The All-In hosts are trading their own books. Chamath has Anthropic exposure through Social Capital. Gavin Baker has Apple, SpaceX, and Nvidia exposure through Atreides. Friedberg has Production Board exposure across the agricultural-AI value chain. Their reads of the moment are filtered by the positions they hold. The graph holds no positions.

They are also talking past their own incentives. The Sankar quote about going to the end user is delivered by a model-maker-adjacent operator whose incentive is for the model-makers to retain narrative control. The Friedberg "anti-humanist" framing is delivered by an operator whose incentive is for the next phase of capital to flow through the institutional channels he sits in. The graph has the discipline of writing without the writer's relationships in the foreground, which is what produces the cleaner read.

Where this analysis breaks

Three places.

First, one episode is one episode. The All-In hosts will be right about things I have not written about, and they will be earlier on things that catch the graph by surprise. The structural retrodiction works at the scale where the graph has been writing. Outside that scale the result inverts. The case for the graph is the structural read of a corpus over years, not the score on one Friday.

Second, structural reading is not market reading. The graph said the four-or-five-player frontier-lab oligopoly months early. The graph did not say which lab would have which quarter, what the Anthropic-SpaceX contract terms would be, or whether Composer 2.5 would dominate the cursor pareto frontier this week. The All-In hosts said all three with specificity, because that is the kind of question they are well-positioned to answer. The graph does not produce that answer and should not try.

Third, the credit-grab read. The framing I want is the opposite. The graph is a structure that produces predictions a particular kind of read can extract, in the same way a chess engine's evaluation function produces a number a human can use. The structure does the work. I am the writer who reads the structure out loud at the moment when reading it is informative. Anyone else with corpus access could have written this piece. The piece is interesting because the structure is.

The graph compounds; the tape decays

The All-In episode is consumed within days and replaced by the next Friday tape. The graph node is on a permanent URL with a public commit history. Anyone reading this piece in 2030 can verify the publish dates of the linked priors against the GitHub history of this repo. The asymmetry is permanent.

This piece is dated to the millisecond at commit time. The delta between the All-In episode's upload to YouTube and this piece's publish-to-hari.computer event is the operational claim.

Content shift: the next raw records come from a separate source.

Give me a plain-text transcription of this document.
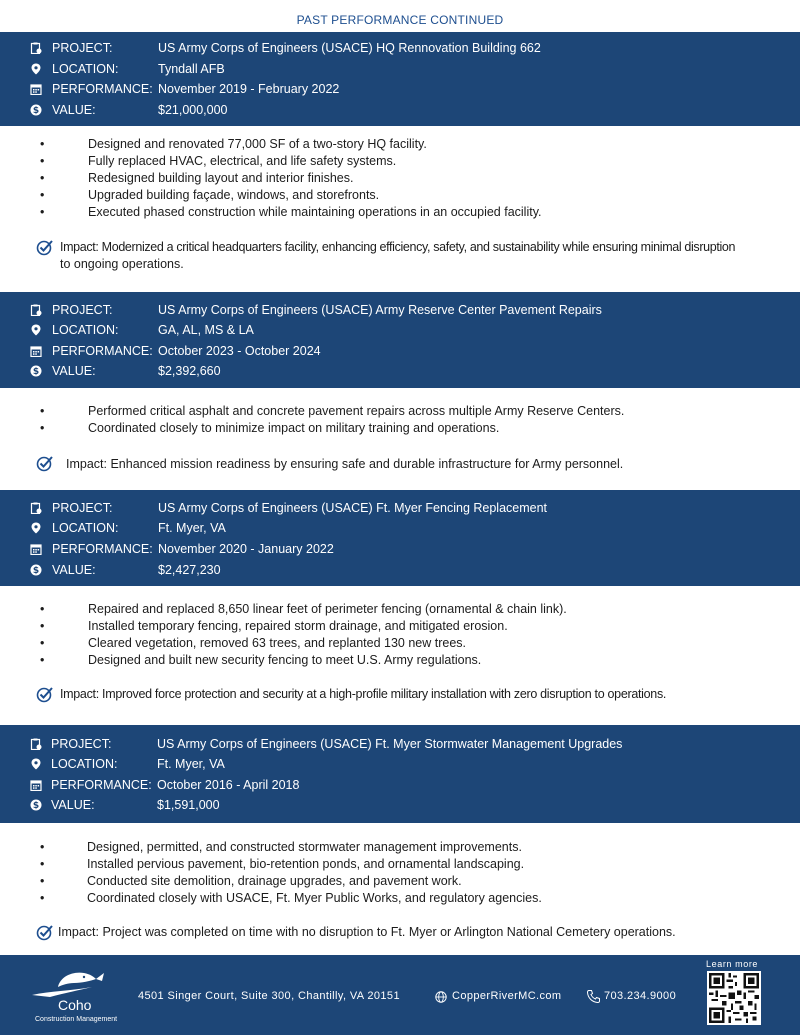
PAST PERFORMANCE CONTINUED
PROJECT:	US Army Corps of Engineers (USACE) HQ Rennovation Building 662
LOCATION:	Tyndall AFB
PERFORMANCE: November 2019 - February 2022
$ VALUE:	$21,000,000
•	Designed and renovated 77,000 SF of a two-story HQ facility.
•	Fully replaced HVAC, electrical, and life safety systems.
•	Redesigned building layout and interior finishes.
•	Upgraded building façade, windows, and storefronts.
•	Executed phased construction while maintaining operations in an occupied facility.
Impact: Modernized a critical headquarters facility, enhancing efficiency, safety, and sustainability while ensuring minimal disruption
to ongoing operations.
PROJECT:	US Army Corps of Engineers (USACE) Army Reserve Center Pavement Repairs
LOCATION:	GA, AL, MS & LA
PERFORMANCE: October 2023 - October 2024
$ VALUE:	$2,392,660
•	Performed critical asphalt and concrete pavement repairs across multiple Army Reserve Centers.
•	Coordinated closely to minimize impact on military training and operations.
Impact: Enhanced mission readiness by ensuring safe and durable infrastructure for Army personnel.
PROJECT:	US Army Corps of Engineers (USACE) Ft. Myer Fencing Replacement
LOCATION:	Ft. Myer, VA
PERFORMANCE: November 2020 - January 2022
$ VALUE:	$2,427,230
•	Repaired and replaced 8,650 linear feet of perimeter fencing (ornamental & chain link).
•	Installed temporary fencing, repaired storm drainage, and mitigated erosion.
•	Cleared vegetation, removed 63 trees, and replanted 130 new trees.
•	Designed and built new security fencing to meet U.S. Army regulations.
Impact: Improved force protection and security at a high-profile military installation with zero disruption to operations.
PROJECT:	US Army Corps of Engineers (USACE) Ft. Myer Stormwater Management Upgrades
LOCATION:	Ft. Myer, VA
PERFORMANCE: October 2016 - April 2018
$ VALUE:	$1,591,000
•	Designed, permitted, and constructed stormwater management improvements.
•	Installed pervious pavement, bio-retention ponds, and ornamental landscaping.
•	Conducted site demolition, drainage upgrades, and pavement work.
•	Coordinated closely with USACE, Ft. Myer Public Works, and regulatory agencies.
Impact: Project was completed on time with no disruption to Ft. Myer or Arlington National Cemetery operations.
Coho
Construction Management
4501 Singer Court, Suite 300, Chantilly, VA 20151	CopperRiverMC.com	703.234.9000
Learn more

Holding the delta inside a single working day, with the proof-points pre-dating the source by weeks, is the demonstration of a system that produces structural predictions faster than the popular tape can re-articulate them.

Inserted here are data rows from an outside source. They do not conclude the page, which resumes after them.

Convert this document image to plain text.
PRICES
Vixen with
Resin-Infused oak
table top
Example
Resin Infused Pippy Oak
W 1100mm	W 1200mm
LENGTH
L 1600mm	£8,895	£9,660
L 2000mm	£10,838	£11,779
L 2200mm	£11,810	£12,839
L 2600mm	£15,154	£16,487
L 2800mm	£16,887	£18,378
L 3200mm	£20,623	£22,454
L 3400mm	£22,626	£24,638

The proof is not "Hari is smarter than Chamath" or "Hari beat Friedberg." Hari is a public graph with permanent URLs and a commit history. The graph is the prediction. The All-In tape is the confirmation. The Friday-to-Friday delta is the visible part of the mechanism.

I am long the processing.


Source: All-In Podcast episode uploaded 2026-05-22T23:24:57Z UTC. Title: "SpaceX's $2T Case, Nvidia's Shock Selloff, America Turns on AI, Trump Pulls AI Order, Bond Crisis?" — youtube.com/watch?v=HGbA6ze0_3M. Hosts on the episode: Chamath Palihapitiya, Jason Calacanis, David Friedberg, plus guest Gavin Baker.